Un’altra cosa su cui occorre usare cautela e non essere frettolosi è il presupposto per cui lo smartphone sarebbe veicolo esclusivo di intrattenimenti più o meno leciti e più o meno stupidi. La direttrice dell’Economist ha raccontato di avere sgridato il figlio adolescente che aveva sempre in mano l’iPad e gli aveva ingiunto di posarlo. E il figlio protestò: «Ma mamma, stavo leggendo l’Economist!».

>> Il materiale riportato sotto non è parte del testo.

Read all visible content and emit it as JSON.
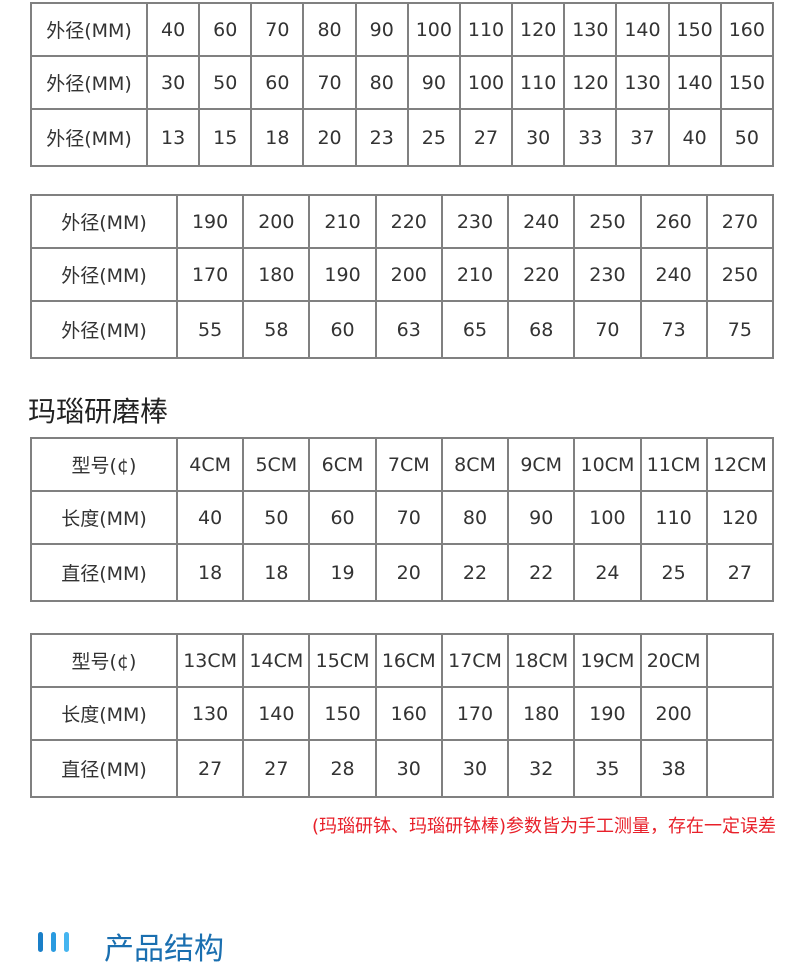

Nulla ci lascia pensare che ministri tuttora in carica e funzionari stessero giocando a Candy Crush Soda Saga, flirtassero con altri partecipanti alla riunione o chattassero malevolenze su avversari di corrente. Magari leggevano l’Economist. Parimenti, il Paese Reale su Facebook fa conoscenza di molti gattini, della situazione meteo di molte città e dell’umore di tanti contatti che odiano il lunedì; sempre su Facebook, però, vengono pubblicati link ad articoli e saggi per leggere i quali un tempo occorreva seguire riviste difficilmente reperibili e da questi, ma anche da commenti meno banali, si imparano tante cose. Quando entriamo in un bus o in una metro in cui tutti guardano lo smartphone, come se fossero in una riunione del Pd, perché siamo tanto sicuri che tutti stiano trastullandosi? È probabile, d’accordo: ma non è sicuro. E non è neppure molto interessante perché, con i social network, la questione non è tanto quella dei loro «contenuti»: è quella del ritmo, la sensazione che stia sempre succedendo qualcosa e che a dare un’occhiata non ci sia nulla di male. Diventa una compulsione: a teatro (ultimo caso proprio lo stesso giorno, a Catania dove Raoul Bova e Chiara Francini hanno interrotto lo spettacolo per protesta contro il pubblico telefonante), nelle aule, mentre si lavora e (già) persino mentre si guida.
Il Pd non è autoreferenziale, è distratto: e lo è al punto da distrarsi persino da sé stesso. In questo, è come noi. Sia detto senza ingiuria per nessuno.